Pertahanan Rani mulai jebol. Matanya mulai berkaca-kaca siap tumpah. "Saya tidak hamil, Pak. Saya masih suci. Saya juga tidak punya pacar." ungkapnya. Damar masih setia menatap tajam gadis itu. "Bapak kenal Edi anak IPS 3 kan? Dia saudara sepupu saya, Pak. Dia selalu menghalangi setiap cowok yang ingin mendekati saya," jelasnya lagi.
"Lalu kenapa kamu tiba-tiba ingin menikah? Kamu masih muda, Ran. Masa depanmu masih panjang."
"Karena keluarga Edi ternyata mau mengorbankan saya untuk tumbal pesugihan yang mereka lakoni, Pak. Saya tidak tahu harus minta tolong sama siapa lagi selain sama bapak," sahut Rani.
"Kamu punya bukti?" selidik Damar. Pria itu masih curiga jika Rani bukan gadis baik-baik yang seperti ia sangka selama ini. Ia masih menganggap kalau Rani hanya mau menjebaknya untuk bertanggung jawab atas kehamilannya. Mungkin saja Rani hamil, tetapi tidak tahu siapa ayah dari bayi yang dikandungnya. Jaman sekarang apapun bisa dilakukan dalam keadaan sedang terdesak.
"Saya memang tidak sempat merekam pembicaraan mereka, Pak. Tapi saya jelas mendengar percakapan mereka kalau malam Jumat Kliwon yang akan datang mereka akan menyerahkan saya kepada Mbah Suryo, dukun pesugihan mereka," sahut Rani yang sudah mulai terisak.
"Cih, air mata buaya betina," cibir Damar dalam hati. "Bagaimana saya bisa percaya kalau kamu tidak ada bukti?" tanyanya meremehkan.
"Bapak bisa menalak saya langsung ketika bapak sudah mendapatkan kesucian saya," cetus Rani seketika.
Rani sendiri tidak percaya ia bisa mengucapkan kalimat tersebut dengan lancar. Sudah kepalang tanggung, jika ia mundur ia akan malu sendiri. Ia juga harus membuktikan kepada mantan gurunya tersebut bahwa ia bukan cewek murahan seperti yang pria itu ucapkan. Rani bisa menjaga dirinya meskipun ia belum bisa menutup auratnya.
"Baiklah, tapi kamu tahu kan saya ini pria beristri dan anak. Saya harus mendapatkan ijin dulu dari istri saya," ucap Damar menyanggupi. 'Mungkin sudah saatnya kamu test drive,' lanjutnya dalam hati sembari mengelus sesuatu di pangkal pahanya.
"Kenapa harus meminta ijin? Pernikahan kita kan singkat saja, Pak. Selanjutnya Bapak akan menjalani hidup bersama istri bapak," protes Rani.
"Saya bukan orang yang suka mempermainkan sebuah pernikahan," ucap Damar tegas. Pria itupun mulai melajukan mobilnya kembali.
Azan Maghrib mulai berkumandang mengiringi perjalanan mereka. Damar menghentikan mobilnya di depan sebuah toko pakaian yang masih buka.

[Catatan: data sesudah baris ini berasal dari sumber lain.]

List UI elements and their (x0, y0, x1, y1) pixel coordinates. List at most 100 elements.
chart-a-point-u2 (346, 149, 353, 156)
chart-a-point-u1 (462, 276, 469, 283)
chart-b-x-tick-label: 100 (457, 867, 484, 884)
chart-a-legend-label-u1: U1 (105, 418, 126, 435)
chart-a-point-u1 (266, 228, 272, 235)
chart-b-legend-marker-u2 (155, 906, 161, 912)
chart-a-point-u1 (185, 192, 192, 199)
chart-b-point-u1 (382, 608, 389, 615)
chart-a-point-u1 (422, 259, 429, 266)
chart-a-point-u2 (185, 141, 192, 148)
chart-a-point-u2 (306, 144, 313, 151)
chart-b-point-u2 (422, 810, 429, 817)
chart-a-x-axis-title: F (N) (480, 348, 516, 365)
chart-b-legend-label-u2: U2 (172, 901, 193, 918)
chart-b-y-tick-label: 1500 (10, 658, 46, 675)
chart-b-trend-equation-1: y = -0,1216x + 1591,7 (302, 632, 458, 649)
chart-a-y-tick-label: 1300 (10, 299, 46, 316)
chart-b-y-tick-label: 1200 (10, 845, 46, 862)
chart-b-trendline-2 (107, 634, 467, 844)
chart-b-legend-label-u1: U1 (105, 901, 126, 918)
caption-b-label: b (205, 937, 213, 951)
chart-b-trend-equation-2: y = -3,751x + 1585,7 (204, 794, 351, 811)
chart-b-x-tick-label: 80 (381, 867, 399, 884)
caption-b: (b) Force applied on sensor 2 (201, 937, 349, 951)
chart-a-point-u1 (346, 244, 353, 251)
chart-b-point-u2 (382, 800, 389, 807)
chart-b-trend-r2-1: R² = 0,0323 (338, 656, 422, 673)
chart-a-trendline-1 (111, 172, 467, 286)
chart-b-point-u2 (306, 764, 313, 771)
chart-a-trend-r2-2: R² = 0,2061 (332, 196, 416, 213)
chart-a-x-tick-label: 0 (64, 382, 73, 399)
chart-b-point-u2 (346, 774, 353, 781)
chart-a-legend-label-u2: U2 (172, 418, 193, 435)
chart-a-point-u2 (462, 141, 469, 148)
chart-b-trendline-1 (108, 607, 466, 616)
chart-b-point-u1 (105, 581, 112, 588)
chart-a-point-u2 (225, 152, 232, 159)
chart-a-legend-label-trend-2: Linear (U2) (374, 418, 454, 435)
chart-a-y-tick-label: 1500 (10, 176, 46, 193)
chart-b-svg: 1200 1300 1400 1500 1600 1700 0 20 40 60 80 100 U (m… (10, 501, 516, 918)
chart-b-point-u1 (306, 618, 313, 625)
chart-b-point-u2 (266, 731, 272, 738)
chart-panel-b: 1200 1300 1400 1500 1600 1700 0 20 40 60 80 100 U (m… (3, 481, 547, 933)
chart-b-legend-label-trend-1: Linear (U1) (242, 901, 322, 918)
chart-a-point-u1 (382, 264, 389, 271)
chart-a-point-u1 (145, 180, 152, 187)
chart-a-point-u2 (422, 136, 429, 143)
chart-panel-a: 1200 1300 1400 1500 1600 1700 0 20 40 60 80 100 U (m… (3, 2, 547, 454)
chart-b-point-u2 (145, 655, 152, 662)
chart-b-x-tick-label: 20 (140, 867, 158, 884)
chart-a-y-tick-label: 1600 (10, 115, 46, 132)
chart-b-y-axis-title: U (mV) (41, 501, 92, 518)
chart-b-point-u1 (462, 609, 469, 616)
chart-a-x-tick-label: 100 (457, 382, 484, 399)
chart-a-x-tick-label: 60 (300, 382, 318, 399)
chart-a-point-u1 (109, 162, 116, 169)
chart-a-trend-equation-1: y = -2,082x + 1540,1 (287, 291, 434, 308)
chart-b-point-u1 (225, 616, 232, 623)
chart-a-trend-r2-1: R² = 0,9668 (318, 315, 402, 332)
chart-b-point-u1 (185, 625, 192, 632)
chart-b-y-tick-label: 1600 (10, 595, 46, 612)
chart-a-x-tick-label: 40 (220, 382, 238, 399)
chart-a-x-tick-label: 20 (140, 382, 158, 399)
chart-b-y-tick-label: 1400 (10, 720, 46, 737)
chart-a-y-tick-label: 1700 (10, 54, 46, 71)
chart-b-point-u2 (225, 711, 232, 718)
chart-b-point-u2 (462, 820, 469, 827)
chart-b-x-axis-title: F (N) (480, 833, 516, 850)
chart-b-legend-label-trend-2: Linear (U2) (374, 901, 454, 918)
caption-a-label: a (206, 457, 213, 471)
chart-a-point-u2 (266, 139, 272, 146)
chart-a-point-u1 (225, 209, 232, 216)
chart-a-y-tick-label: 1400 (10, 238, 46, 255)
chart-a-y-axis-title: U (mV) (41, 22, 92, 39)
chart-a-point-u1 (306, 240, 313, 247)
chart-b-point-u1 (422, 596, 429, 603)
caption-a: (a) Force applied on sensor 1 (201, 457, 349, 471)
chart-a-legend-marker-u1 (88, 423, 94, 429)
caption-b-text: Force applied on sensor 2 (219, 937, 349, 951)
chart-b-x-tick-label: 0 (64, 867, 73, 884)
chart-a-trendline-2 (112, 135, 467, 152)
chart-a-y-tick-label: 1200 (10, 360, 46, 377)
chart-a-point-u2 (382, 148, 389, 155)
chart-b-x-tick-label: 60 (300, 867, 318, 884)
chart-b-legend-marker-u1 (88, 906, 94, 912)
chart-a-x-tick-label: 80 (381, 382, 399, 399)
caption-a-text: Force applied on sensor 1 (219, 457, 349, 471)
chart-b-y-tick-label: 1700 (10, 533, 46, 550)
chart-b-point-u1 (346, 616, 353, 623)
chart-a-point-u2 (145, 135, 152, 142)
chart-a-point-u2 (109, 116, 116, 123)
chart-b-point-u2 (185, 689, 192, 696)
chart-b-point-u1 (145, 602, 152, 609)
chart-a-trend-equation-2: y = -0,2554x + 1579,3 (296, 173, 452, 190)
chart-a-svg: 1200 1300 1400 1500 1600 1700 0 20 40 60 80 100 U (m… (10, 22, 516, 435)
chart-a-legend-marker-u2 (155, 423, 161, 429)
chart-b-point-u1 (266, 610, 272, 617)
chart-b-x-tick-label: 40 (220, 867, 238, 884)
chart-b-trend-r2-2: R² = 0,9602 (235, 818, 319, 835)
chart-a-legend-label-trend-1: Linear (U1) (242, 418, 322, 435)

"Kenapa kita berhenti di sini, Pak?" tanya Rani.
"Memangnya kamu mau menikah dengan pakaian seperti itu? Apa kata orang nanti?" sergah Damar. "Kamu tunggu di sini saja, nanti lama lagi kalau kamu yang pilih," cegah Damar saat melihat Rani hendak keluar dari dalam mobil.
Rani pun menutup kembali pintu di sampingnya yang tadi sempat ia buka. Gadis itu memandangi punggung Damar yang masuk ke dalam toko.
Saat menunggu damar keluar dari dalam toko Rani kembali memikirkan apakah tindakannya ini sudah tepat. Semua serba mendadak tanpa Rani memperhitungkannya terlebih dahulu. Namun, Rani sudah pasrah apapun yang nantinya akan terjadi. Yang terpenting sekarang secepatnya ia bisa melepaskan keperawanannya agar tidak bisa diserahkan kepada jin pesugihan bude Aqomah oleh Mbah Suryo.
"Ampuni hamba ya Allah, hamba tidak tahu lagi cara apa yang harus hamba lakukan untuk menghindar dijadikan tumbal pesugihan Bude Aqomah. Hamba pasrahkan kepada-Mu hidup dan mati hamba. Takdir apapun yang akan menimpa hamba, hamba akan menerimanya dengan ikhlas," ucap Rani lirih.